En rappel, Sirius Plan rend hommage à feu Prince, à travers une version bouleversante de « When Doves Cry ». On est littéralement sur le cul ! Mais, cerise sur le gâteau, celle de « La Complainte De la Butte » (paroles: Jean Renoir, musique : Georges Van Parys) est interprétée a cappella et clôt le spectacle en beauté, tout en cassant les codes. Epatant !

(Organisation : Ancienne Belgique)

Sirius Plan

Dog River Sessions

Écrit par

Sirius Plan et un trio féminin old school fondé en 2011. Il réunit une Belge et deux Françaises. Soit Gaëlle Mievis (B.J. Scott, The Banging Souls), Skye et Clare Joseph. La première est namuroise. La deuxième –blonde et sauvage– Normande (Caen). La troisième –brune et ténébreuse– toulousaine. Les filles se croisaient souvent lors de concerts et festivals. Une nuit, dans une chambre d'hôtel, elles décident de jammer jusqu'aux petites heures. Sirius Plan vient de naître…
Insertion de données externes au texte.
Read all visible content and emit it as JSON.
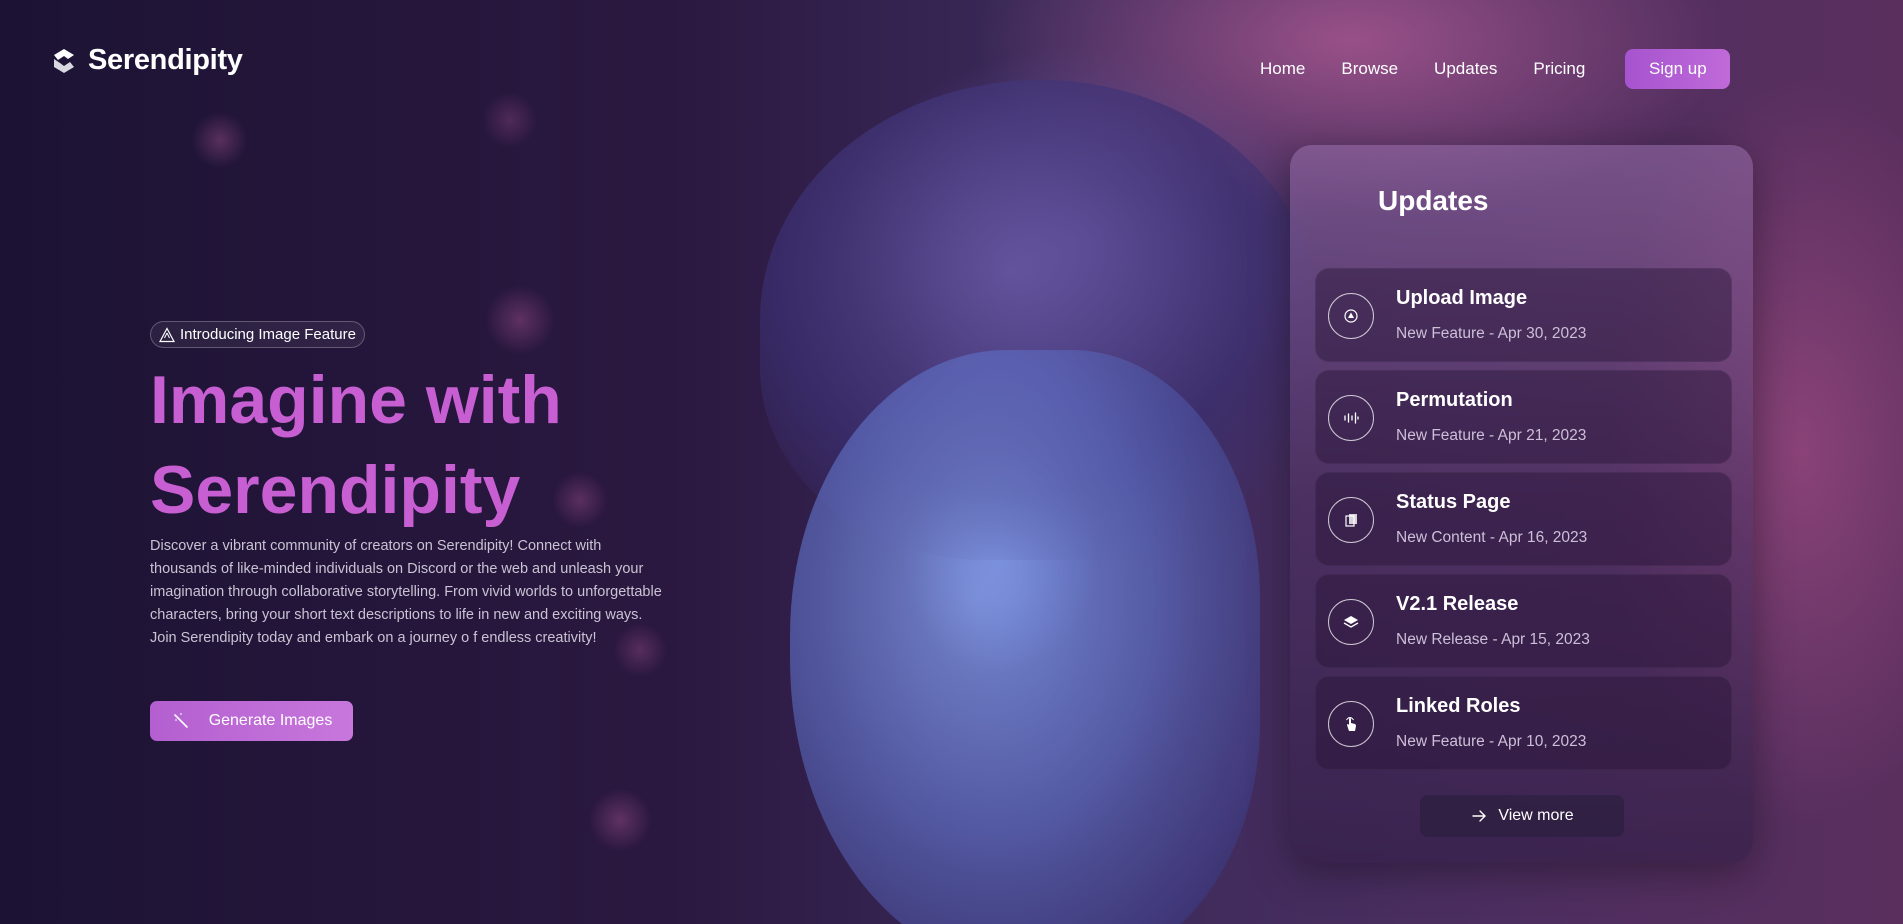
{
  "brand": {
    "name": "Serendipity",
    "logo_icon": "serendipity-logo-icon"
  },
  "nav": {
    "links": [
      "Home",
      "Browse",
      "Updates",
      "Pricing"
    ],
    "signup_label": "Sign up"
  },
  "hero": {
    "badge_icon": "warning-triangle-icon",
    "badge_label": "Introducing Image Feature",
    "title_line1": "Imagine with",
    "title_line2": "Serendipity",
    "description": "Discover a vibrant community of creators on Serendipity! Connect with thousands of like-minded individuals on Discord or the web and unleash your imagination through collaborative storytelling. From vivid worlds to unforgettable characters, bring your short text descriptions to life in new and exciting ways. Join Serendipity today and embark on a journey o f endless creativity!",
    "cta_label": "Generate Images",
    "cta_icon": "magic-wand-icon"
  },
  "updates": {
    "title": "Updates",
    "items": [
      {
        "title": "Upload Image",
        "subtitle": "New Feature - Apr 30, 2023",
        "icon": "upload-icon"
      },
      {
        "title": "Permutation",
        "subtitle": "New Feature - Apr 21, 2023",
        "icon": "waveform-icon"
      },
      {
        "title": "Status Page",
        "subtitle": "New Content - Apr 16, 2023",
        "icon": "pages-icon"
      },
      {
        "title": "V2.1 Release",
        "subtitle": "New Release - Apr 15, 2023",
        "icon": "layers-icon"
      },
      {
        "title": "Linked Roles",
        "subtitle": "New Feature - Apr 10, 2023",
        "icon": "tap-hand-icon"
      }
    ],
    "view_more_label": "View more",
    "view_more_icon": "arrow-right-icon"
  },
  "colors": {
    "accent": "#c75fd2",
    "button": "#b35fd0",
    "background": "#1c1334"
  }
}
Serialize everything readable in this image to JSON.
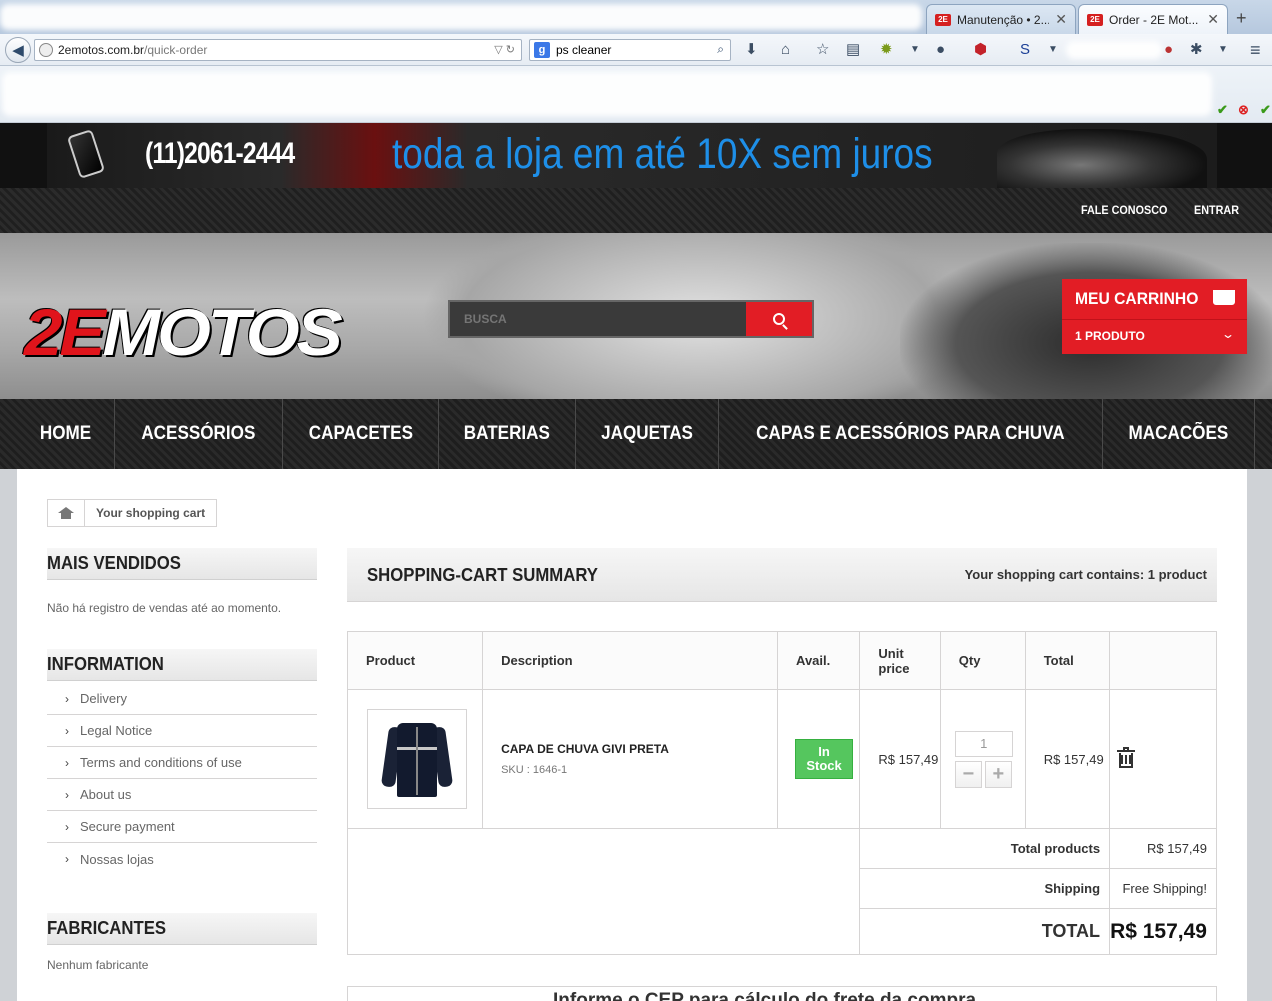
{
  "browser": {
    "tabs": [
      {
        "label": "Manutenção • 2...",
        "favicon": "2E",
        "active": false
      },
      {
        "label": "Order - 2E Mot...",
        "favicon": "2E",
        "active": true
      }
    ],
    "new_tab_icon": "plus-icon",
    "url_host": "2emotos.com.br",
    "url_path": "/quick-order",
    "search_query": "ps cleaner"
  },
  "banner": {
    "phone": "(11)2061-2444",
    "slogan": "toda a loja em até 10X sem juros"
  },
  "util": {
    "contact": "FALE CONOSCO",
    "login": "ENTRAR"
  },
  "header": {
    "logo_red": "2E",
    "logo_white": "MOTOS",
    "search_placeholder": "BUSCA",
    "cart_title": "MEU CARRINHO",
    "cart_count": "1 PRODUTO"
  },
  "nav": [
    "HOME",
    "ACESSÓRIOS",
    "CAPACETES",
    "BATERIAS",
    "JAQUETAS",
    "CAPAS E ACESSÓRIOS PARA CHUVA",
    "MACACÕES"
  ],
  "breadcrumb": "Your shopping cart",
  "sidebar": {
    "best_title": "MAIS VENDIDOS",
    "best_text": "Não há registro de vendas até ao momento.",
    "info_title": "INFORMATION",
    "info_items": [
      "Delivery",
      "Legal Notice",
      "Terms and conditions of use",
      "About us",
      "Secure payment",
      "Nossas lojas"
    ],
    "brands_title": "FABRICANTES",
    "brands_text": "Nenhum fabricante"
  },
  "summary": {
    "title": "SHOPPING-CART SUMMARY",
    "contains": "Your shopping cart contains: 1 product"
  },
  "cart_table": {
    "headers": {
      "product": "Product",
      "description": "Description",
      "avail": "Avail.",
      "unit_price_1": "Unit",
      "unit_price_2": "price",
      "qty": "Qty",
      "total": "Total"
    },
    "item": {
      "name": "CAPA DE CHUVA GIVI PRETA",
      "sku": "SKU : 1646-1",
      "stock_1": "In",
      "stock_2": "Stock",
      "unit_price": "R$ 157,49",
      "qty": "1",
      "minus": "−",
      "plus": "+",
      "total": "R$ 157,49"
    },
    "totals": {
      "products_label": "Total products",
      "products_value": "R$ 157,49",
      "shipping_label": "Shipping",
      "shipping_value": "Free Shipping!",
      "grand_label": "TOTAL",
      "grand_value": "R$ 157,49"
    }
  },
  "next_panel_text": "Informe o CEP para cálculo do frete da compra"
}
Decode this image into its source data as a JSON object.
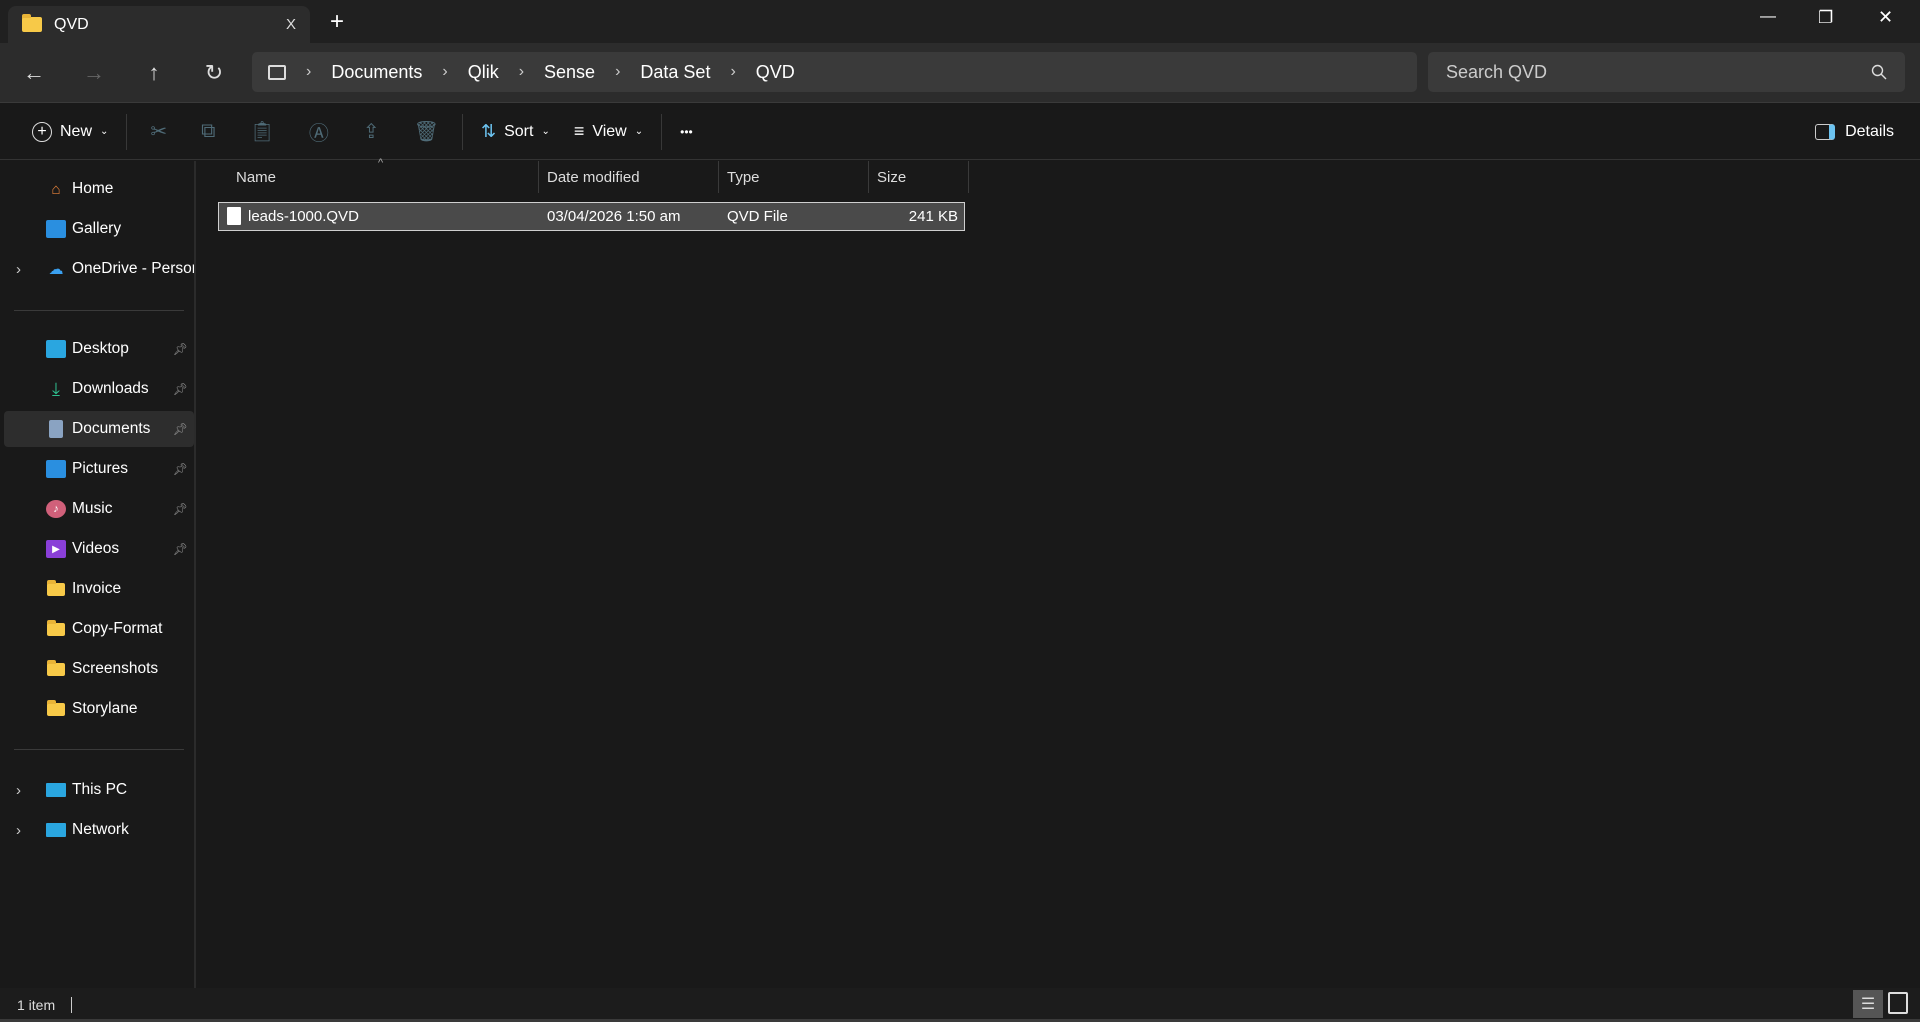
{
  "window": {
    "tab_title": "QVD",
    "new_tab": "+",
    "close_tab": "X",
    "minimize": "—",
    "maximize": "❐",
    "close": "✕"
  },
  "nav": {
    "back": "←",
    "forward": "→",
    "up": "↑",
    "refresh": "↻"
  },
  "breadcrumb": [
    "Documents",
    "Qlik",
    "Sense",
    "Data Set",
    "QVD"
  ],
  "search": {
    "placeholder": "Search QVD"
  },
  "toolbar": {
    "new": "New",
    "sort": "Sort",
    "view": "View",
    "more": "•••",
    "details": "Details"
  },
  "sidebar": {
    "top": [
      {
        "label": "Home"
      },
      {
        "label": "Gallery"
      },
      {
        "label": "OneDrive - Personal"
      }
    ],
    "pinned": [
      {
        "label": "Desktop"
      },
      {
        "label": "Downloads"
      },
      {
        "label": "Documents"
      },
      {
        "label": "Pictures"
      },
      {
        "label": "Music"
      },
      {
        "label": "Videos"
      }
    ],
    "folders": [
      {
        "label": "Invoice"
      },
      {
        "label": "Copy-Format"
      },
      {
        "label": "Screenshots"
      },
      {
        "label": "Storylane"
      }
    ],
    "bottom": [
      {
        "label": "This PC"
      },
      {
        "label": "Network"
      }
    ]
  },
  "columns": {
    "name": "Name",
    "date": "Date modified",
    "type": "Type",
    "size": "Size"
  },
  "files": [
    {
      "name": "leads-1000.QVD",
      "date": "03/04/2026 1:50 am",
      "type": "QVD File",
      "size": "241 KB"
    }
  ],
  "status": {
    "count": "1 item"
  }
}
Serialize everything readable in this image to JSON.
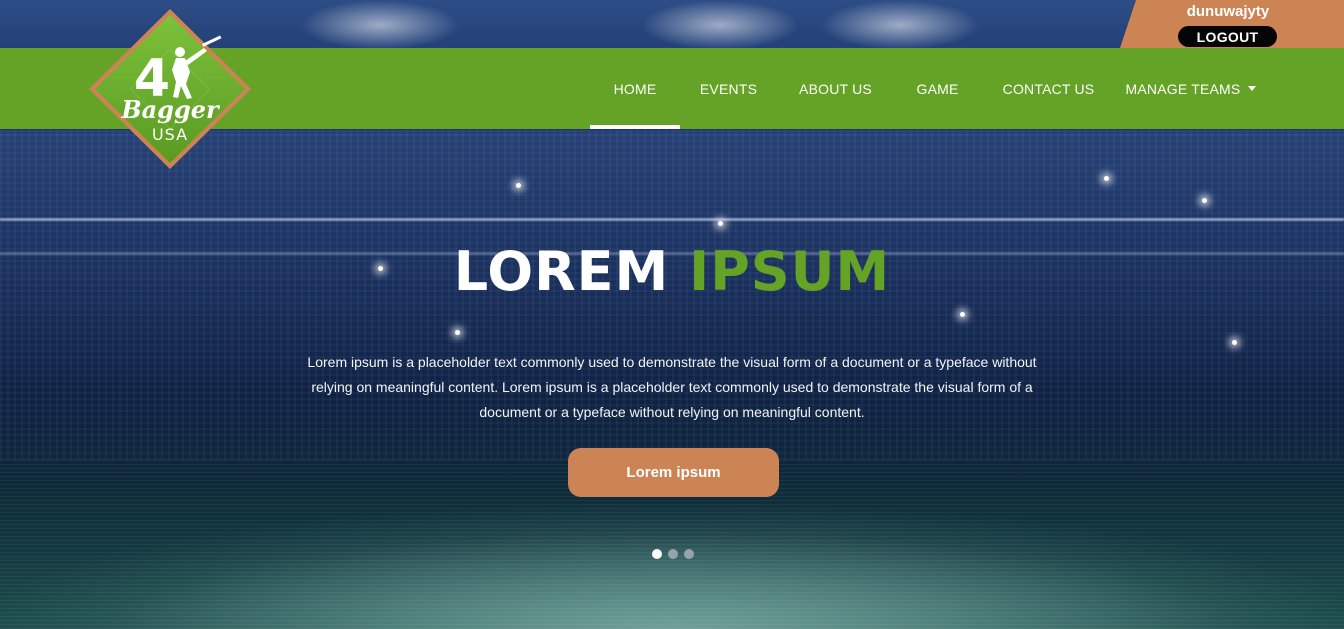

L'album a été enregistré en Alabama, sous la houlette de Rick Hirsh, sur les rives de la Dog River, ce qui explique son titre. Gaëlle la Namuroise aime le rock poussiéreux et le blues issu des marécages du Bayou profond. Clare Joseph est fan de métal et de Tori Amos. Son style à la guitar box est très personnel. Skye possède une voix rocailleuse. Elle pense que du sang noir coule dans ses veines. Depuis sa plus tendre enfance elle aime le métal, mais aussi le blues.

La musique de Sirius Plan est à la fois lumineuse, élégante et instinctive, tout en conservant une taille humaine. Sans prise de tête. Une forme de folk/blues/rock capable de remuer les tripes. Les harmonies vocales sont particulièrement raffinées. Bref, un micro, trois voix, deux guitares et une batterie : la recette est simple et terriblement efficace. Et enfin, elles se débrouillent aussi bien dans la langue de Voltaire que celle de Shakespeare.

L’opus s’ouvre par une plage qui a précédé sa sortie, le délicat « Du Rose Dans les veines » (Si les mots sont des balles. Tue moi d'un 'je t'aime'). Une petite leçon de morale, qui proclame que l’amour est une solution universelle. « Plus Que Parfait » aborde les thèmes de la légitimité d'être. Chaque humain est ce qu’il est et ressent la vie suivant sa propre perception. Il possède sa propre personnalité et la défend. Quelques palabres en anglais introduisent « Interlude # Where Are Y'All From ? » ; et au bout de 30 secondes, le band attaque un des morceaux essentiels du long playing, « Old Man », une piste qui reçoit le concours du guitariste Rick Hirsch, également responsable du mixing et de la production.

Dévastateur, « Old Man » aurait pu être signé par Neil Young. Caractérisé par ses sonorités de grattes et ses vocaux savoureux, il a pourtant été composé par le trio. Sur la cover du « Big River » de Johnny Cash, c’est BJ Scott (NDR : elle veille sur les filles) qui s'arrache les cordes vocales, alors que Sirius Plan assure –et c’est un luxe– les chœurs. Nouvel intermède de 53 secondes baptisé « Interlude # Welcome To Veet's ! » qui précède « In The City ». La piste démarre unplugged, bénéficie de clappements de mains et s’achève par l’intervention d’une trompette à la fois sobre et séduisante.

Interprété dans la langue de Molière, caractérisé par son refrain accrocheur et magnifié par les 3 voix, « Là » vous incite à fermer les yeux afin de goûter pleinement cette pièce à la fois douce et visionnaire. Une guitare étincelante amorce « Being Is Beautifull », un des autres titres essentiels du long playing. Un futur single ? Un futur hit ? Il en a, en tout cas, le potentiel, même si c’est la plage la plus longue de l’LP. Nouvel intermezzo : « Interlude # 1975 », prélude à « Whish I Could », le nom d’une organisation caritative qui se consacre à la Louisiane. Le reflet du grand cœur des trois filles qui ont le souci du partage. « Interlude # Easy Ride » annonce « Sur Les rails », un autre excellent cocktail guitares/voix.

Un seconde reprise : « La Complainte de La Butte » –paroles : Jean Renoir, musique : Georges Van Parys– une vieille chanson que les filles parviennent à adapter en cassant littéralement les codes. Une belle réussite !

En ‘live’, le trio est épatant. Pas étonnant que Laurent Voulzy, Emmanuel Moiré et Louis Bertignac l’ont emmené en tournée pour assurer leur supporting act.